DJ Put It Back On | Lady Gaga – Alejandro

Contrariando todas as expectativas, aparentemente ela vem, sim! Hoje, inclusive. Lady Gaga já está em solo brasileiro depois de oito anos do fiasco do Rock in Rio (Brazil I’m devastated…) pra realizar um show de graça nas areias de Copacabana, seguindo a tradição estabelecida pelo Madonnaço no ano passado. Nesse momento, milhões de homossexuais e simpatizantes ocupam seus postos de frente ao palco gigantesco que foi montado na praia, alguns acampando por lá por dias e dias. Era pra eu ser uma dessas pessoas. Pena que todos os meus amigos desanimaram da ideia de viajar pro Rio e eu vou ter que assistir pela TV de casa usando minha camiseta surrada do Chromatica. 

Em comemoração ao Gagacabana, resolvi utilizar esse espaço do blog pra comentar sobre a minha relação com a cantora, minha eventual música favorita do seu extenso catálogo e refletir sobre algumas coisas mais a respeito da sua importância para a cultura pop. 

Eu conheci a Lady Gaga numa madrugada qualquer de 2008. Lembro de estar passando uma das minhas férias em Diadema (como sempre) e, naquela noite, por algum motivo, eu e a minha prima mais velha resolvemos nos amontoar nos colchões ao pé da cama da minha tia. Talvez pelo computador ficar lá e nós ficávamos revezando pra olhar o Orkut e conversar no MSN até minha tia dizer que era hora de desligar tudo. Então a gente deitou pra assistir a televisãozinha de 14 polegadas. Eu adorava ver MTV nesse horário, normalmente tinha reprises do Top Top ou clipes aleatórios, e foi numa dessas que meus olhos cruzaram com Just Dance, a música de estreia da Gaga. 

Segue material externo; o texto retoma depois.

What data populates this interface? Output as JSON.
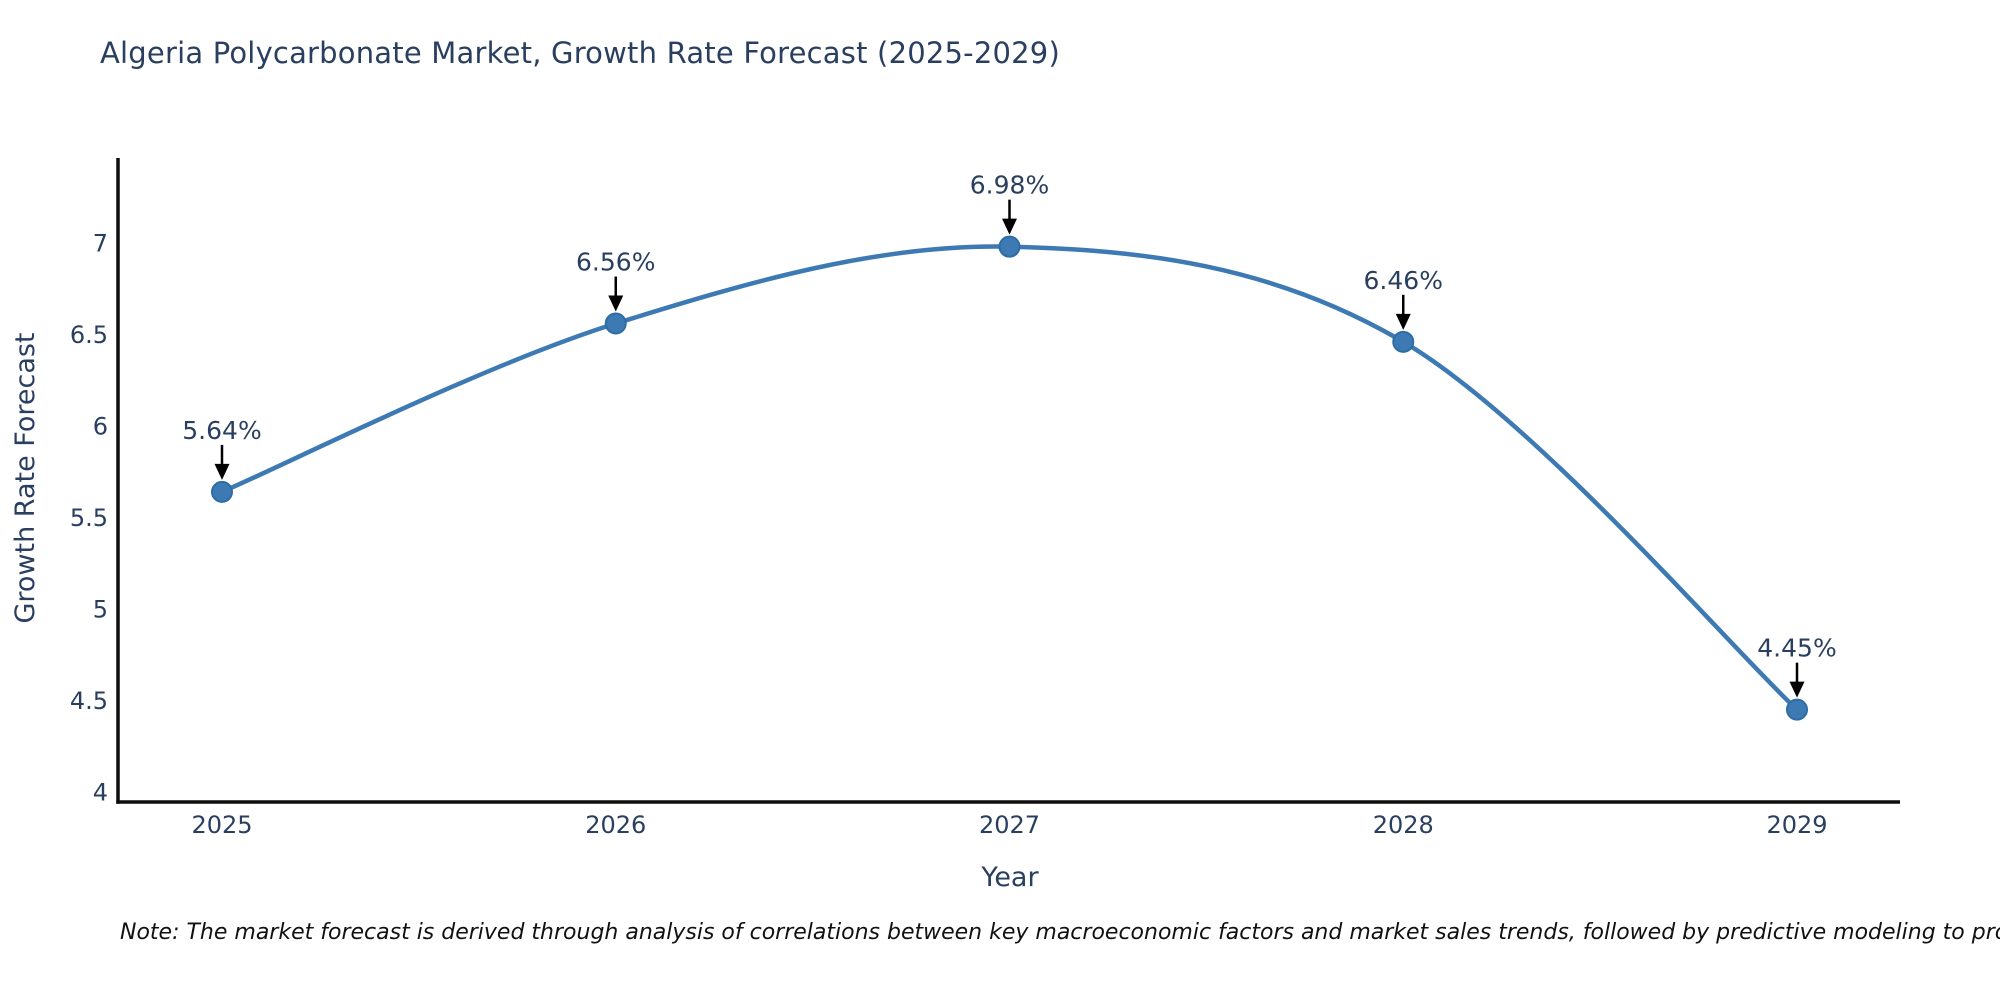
{
  "page": {
    "background": "#ffffff"
  },
  "chart_data": {
    "type": "line",
    "title": "Algeria Polycarbonate Market, Growth Rate Forecast (2025-2029)",
    "xlabel": "Year",
    "ylabel": "Growth Rate Forecast",
    "categories": [
      "2025",
      "2026",
      "2027",
      "2028",
      "2029"
    ],
    "values": [
      5.64,
      6.56,
      6.98,
      6.46,
      4.45
    ],
    "point_labels": [
      "5.64%",
      "6.56%",
      "6.98%",
      "6.46%",
      "4.45%"
    ],
    "ytick_labels": [
      "4",
      "4.5",
      "5",
      "5.5",
      "6",
      "6.5",
      "7"
    ],
    "yticks": [
      4,
      4.5,
      5,
      5.5,
      6,
      6.5,
      7
    ],
    "ylim": [
      3.95,
      7.5
    ],
    "grid": false,
    "legend": "none",
    "line_shape": "spline",
    "annotations": "arrow-down-to-point",
    "colors": {
      "line": "#3d7ab4",
      "marker": "#3d7ab4",
      "marker_edge": "#2e6da4",
      "axis": "#0d0d0d",
      "text": "#2a3f5f",
      "annotation_arrow": "#000000"
    }
  },
  "footnote": "Note: The market forecast is derived through analysis of correlations between key macroeconomic factors and market sales trends, followed by predictive modeling to project future sales"
}
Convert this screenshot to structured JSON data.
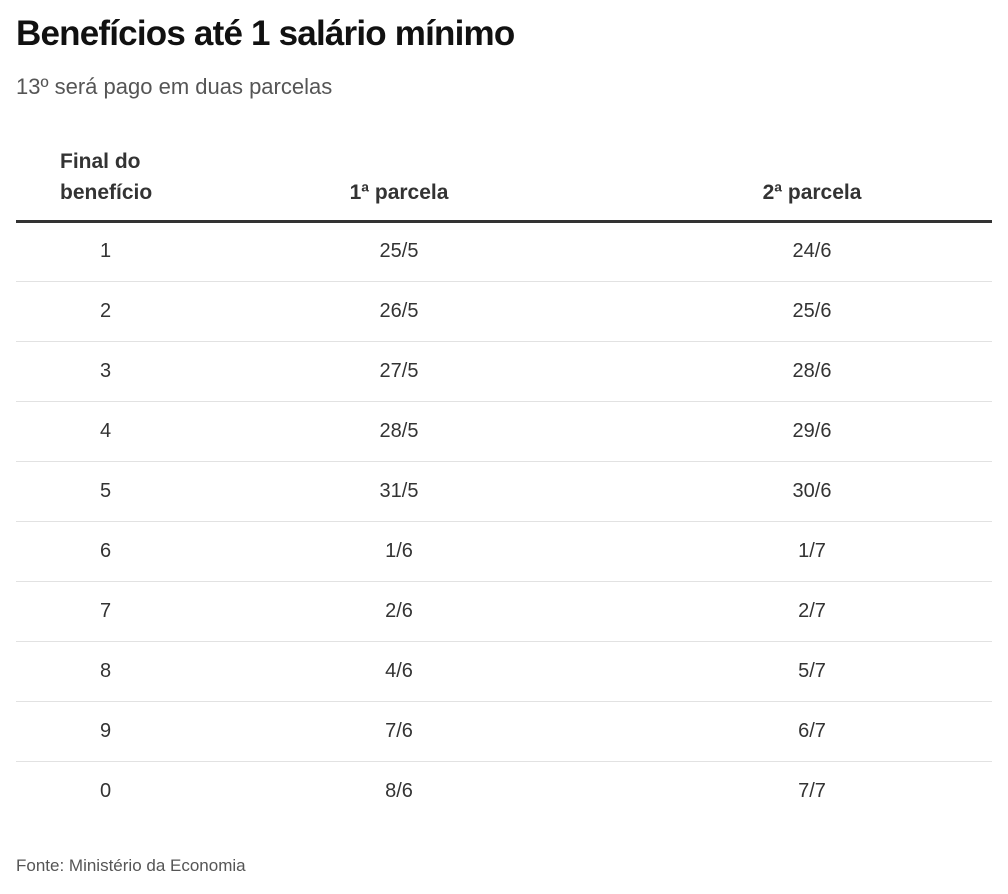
{
  "title": "Benefícios até 1 salário mínimo",
  "subtitle": "13º será pago em duas parcelas",
  "table": {
    "headers": [
      "Final do benefício",
      "1ª parcela",
      "2ª parcela"
    ],
    "rows": [
      [
        "1",
        "25/5",
        "24/6"
      ],
      [
        "2",
        "26/5",
        "25/6"
      ],
      [
        "3",
        "27/5",
        "28/6"
      ],
      [
        "4",
        "28/5",
        "29/6"
      ],
      [
        "5",
        "31/5",
        "30/6"
      ],
      [
        "6",
        "1/6",
        "1/7"
      ],
      [
        "7",
        "2/6",
        "2/7"
      ],
      [
        "8",
        "4/6",
        "5/7"
      ],
      [
        "9",
        "7/6",
        "6/7"
      ],
      [
        "0",
        "8/6",
        "7/7"
      ]
    ]
  },
  "source": "Fonte: Ministério da Economia",
  "colors": {
    "title": "#111111",
    "text": "#333333",
    "muted": "#555555",
    "rule": "#333333",
    "row_divider": "#e2e2e2"
  }
}
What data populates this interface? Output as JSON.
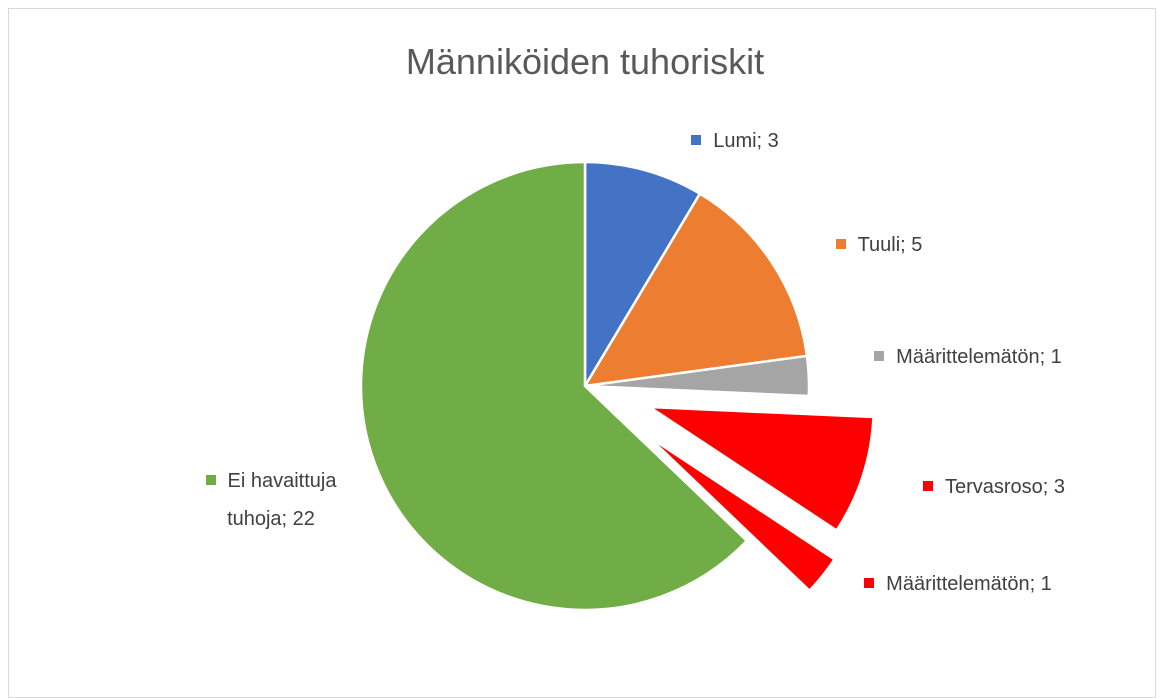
{
  "chart_data": {
    "type": "pie",
    "title": "Männiköiden tuhoriskit",
    "categories": [
      "Lumi",
      "Tuuli",
      "Määrittelemätön",
      "Tervasroso",
      "Määrittelemätön",
      "Ei havaittuja tuhoja"
    ],
    "values": [
      3,
      5,
      1,
      3,
      1,
      22
    ],
    "value_labels": [
      "Lumi; 3",
      "Tuuli; 5",
      "Määrittelemätön; 1",
      "Tervasroso; 3",
      "Määrittelemätön; 1",
      "Ei havaittuja tuhoja; 22"
    ],
    "colors": [
      "#4472c4",
      "#ed7d31",
      "#a5a5a5",
      "#ff0000",
      "#ff0000",
      "#70ad47"
    ]
  }
}
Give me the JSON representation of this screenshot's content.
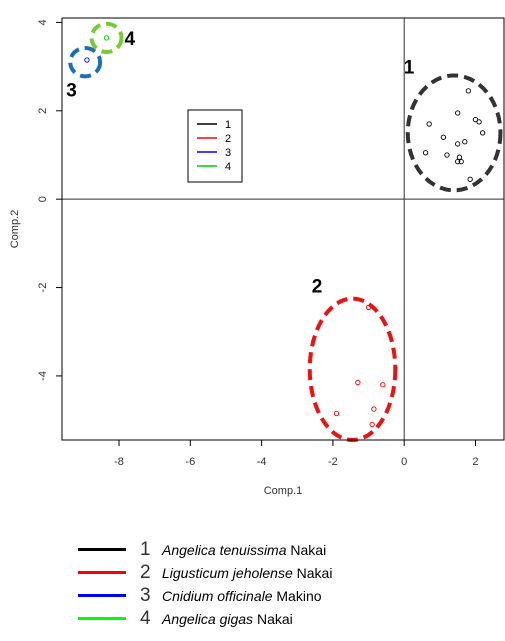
{
  "chart_data": {
    "type": "scatter",
    "title": "",
    "xlabel": "Comp.1",
    "ylabel": "Comp.2",
    "xlim": [
      -9.6,
      2.8
    ],
    "ylim": [
      -5.45,
      4.1
    ],
    "xticks": [
      -8,
      -6,
      -4,
      -2,
      0,
      2
    ],
    "yticks": [
      -4,
      -2,
      0,
      2,
      4
    ],
    "xtick_labels": [
      "-8",
      "-6",
      "-4",
      "-2",
      "0",
      "2"
    ],
    "ytick_labels": [
      "-4",
      "-2",
      "0",
      "2",
      "4"
    ],
    "reference_lines": {
      "x": 0,
      "y": 0
    },
    "grid": false,
    "legend_placement": "upper-center inside plot",
    "series": [
      {
        "name": "1",
        "color": "#000000",
        "points": [
          [
            0.7,
            1.7
          ],
          [
            0.6,
            1.05
          ],
          [
            1.1,
            1.4
          ],
          [
            1.2,
            1.0
          ],
          [
            1.5,
            1.25
          ],
          [
            1.5,
            1.95
          ],
          [
            1.8,
            2.45
          ],
          [
            1.55,
            0.95
          ],
          [
            1.5,
            0.85
          ],
          [
            1.6,
            0.85
          ],
          [
            1.7,
            1.3
          ],
          [
            2.0,
            1.8
          ],
          [
            2.2,
            1.5
          ],
          [
            2.1,
            1.75
          ],
          [
            1.85,
            0.45
          ]
        ]
      },
      {
        "name": "2",
        "color": "#ff0000",
        "points": [
          [
            -1.0,
            -2.45
          ],
          [
            -1.3,
            -4.15
          ],
          [
            -0.6,
            -4.2
          ],
          [
            -0.85,
            -4.75
          ],
          [
            -1.9,
            -4.85
          ],
          [
            -0.9,
            -5.1
          ]
        ]
      },
      {
        "name": "3",
        "color": "#0000ff",
        "points": [
          [
            -8.9,
            3.15
          ]
        ]
      },
      {
        "name": "4",
        "color": "#00cc00",
        "points": [
          [
            -8.35,
            3.65
          ]
        ]
      }
    ],
    "clusters": [
      {
        "label": "1",
        "color": "#333333",
        "center": [
          1.4,
          1.5
        ],
        "radius": [
          1.3,
          1.3
        ]
      },
      {
        "label": "2",
        "color": "#ee1111",
        "center": [
          -1.45,
          -3.85
        ],
        "radius": [
          1.2,
          1.6
        ]
      },
      {
        "label": "3",
        "color": "#1a6fb5",
        "center": [
          -8.95,
          3.1
        ],
        "radius": [
          0.42,
          0.32
        ]
      },
      {
        "label": "4",
        "color": "#77cc33",
        "center": [
          -8.35,
          3.65
        ],
        "radius": [
          0.42,
          0.32
        ]
      }
    ],
    "inner_legend": [
      {
        "label": "1",
        "color": "#000000"
      },
      {
        "label": "2",
        "color": "#ff0000"
      },
      {
        "label": "3",
        "color": "#0000ff"
      },
      {
        "label": "4",
        "color": "#00cc00"
      }
    ]
  },
  "species_legend": [
    {
      "num": "1",
      "color": "#000000",
      "italic": "Angelica tenuissima",
      "author": " Nakai"
    },
    {
      "num": "2",
      "color": "#ff0000",
      "italic": "Ligusticum jeholense",
      "author": " Nakai"
    },
    {
      "num": "3",
      "color": "#0000ff",
      "italic": "Cnidium officinale",
      "author": " Makino"
    },
    {
      "num": "4",
      "color": "#00ff00",
      "italic": "Angelica gigas",
      "author": " Nakai"
    }
  ]
}
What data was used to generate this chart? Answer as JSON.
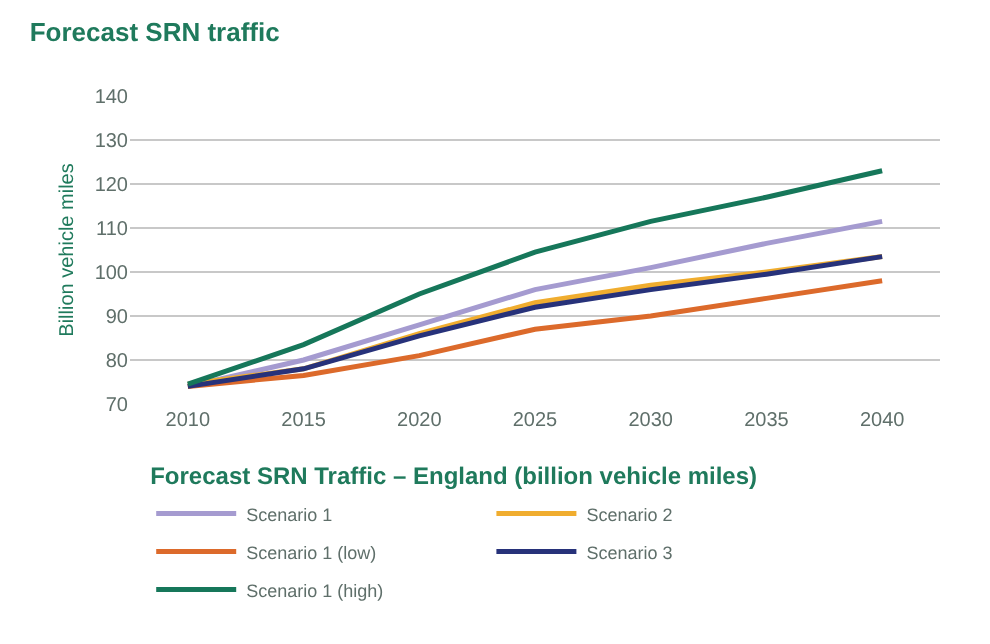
{
  "chart_data": {
    "type": "line",
    "title": "Forecast SRN traffic",
    "ylabel": "Billion vehicle miles",
    "legend_title": "Forecast SRN Traffic – England (billion vehicle miles)",
    "x": [
      2010,
      2015,
      2020,
      2025,
      2030,
      2035,
      2040
    ],
    "xlim": [
      2007.5,
      2042.5
    ],
    "xticks": [
      2010,
      2015,
      2020,
      2025,
      2030,
      2035,
      2040
    ],
    "ylim": [
      70,
      140
    ],
    "yticks": [
      70,
      80,
      90,
      100,
      110,
      120,
      130,
      140
    ],
    "grid": "y",
    "legend": "bottom",
    "marker": "none",
    "line_style": "solid",
    "series": [
      {
        "name": "Scenario 1",
        "color": "#a59bd0",
        "values": [
          74,
          80,
          88,
          96,
          101,
          106.5,
          111.5
        ]
      },
      {
        "name": "Scenario 2",
        "color": "#f0ad2f",
        "values": [
          74.5,
          78,
          86,
          93,
          97,
          100,
          103.5
        ]
      },
      {
        "name": "Scenario 1 (low)",
        "color": "#dc6a2b",
        "values": [
          74,
          76.5,
          81,
          87,
          90,
          94,
          98
        ]
      },
      {
        "name": "Scenario 3",
        "color": "#27327a",
        "values": [
          74,
          78,
          85.5,
          92,
          96,
          99.5,
          103.5
        ]
      },
      {
        "name": "Scenario 1 (high)",
        "color": "#16775a",
        "values": [
          74.5,
          83.5,
          95,
          104.5,
          111.5,
          117,
          123
        ]
      }
    ]
  }
}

Pra contexto, eu sempre fui uma adolescente roqueirinha. Era um prazer destilar todo o meu conhecimento sobre bandas pras pessoas, ainda que eu soubesse muito pouco sobre o que eu estava falando; coisa de jovem imaturo. Por isso, eu preferia morrer do que assumir que eu gostava de qualquer coisa mais pop e comercial. Claro, eu ouvia. Mas ninguém precisava saber. Com Just Dance, eu senti algo dar um salto no meu estômago, se retorcer por completo e me sufocar de dentro pra fora. Assistir aquela loira de raio azul na cara, se esfregando com uma baleia de borracha numa piscina infantil e fazendo movimentos frenéticos, quase epilépticos, pra câmera mudou um pouco a química do meu cérebro. Depois daquela madrugada de 2008, mesmo que eu tentasse negar até o fim da vida, eu sabia que não era mais a mesma. 

Lady Gaga foi minha primeira crush. Inadmissível

Eu ficava completamente hipnotizada com qualquer videoclipe ou performance que eu me deparava na TV. Em Poker Face, com a língua afiada e o collant azul perfeitamente cavado no corpo dela. Em LoveGame, trocando amassos com policiais (homens e mulheres) na cabine telefônica. Em Paparazzi, onde ela adquiriu o status de celebridade diabólica e eu não podia deixar de ficar intrigada com todas as insinuações (e cenas explícitas) da Gaga beijando pessoas de língua e encenando dificuldades pra caminhar naquele traje metálico. Lembro da minha mãe até hoje dizendo o quão ofensivo aquilo parecia. Eu não conseguia dizer nada. Meus olhos estavam fixos no Top TVZ daquele sábado.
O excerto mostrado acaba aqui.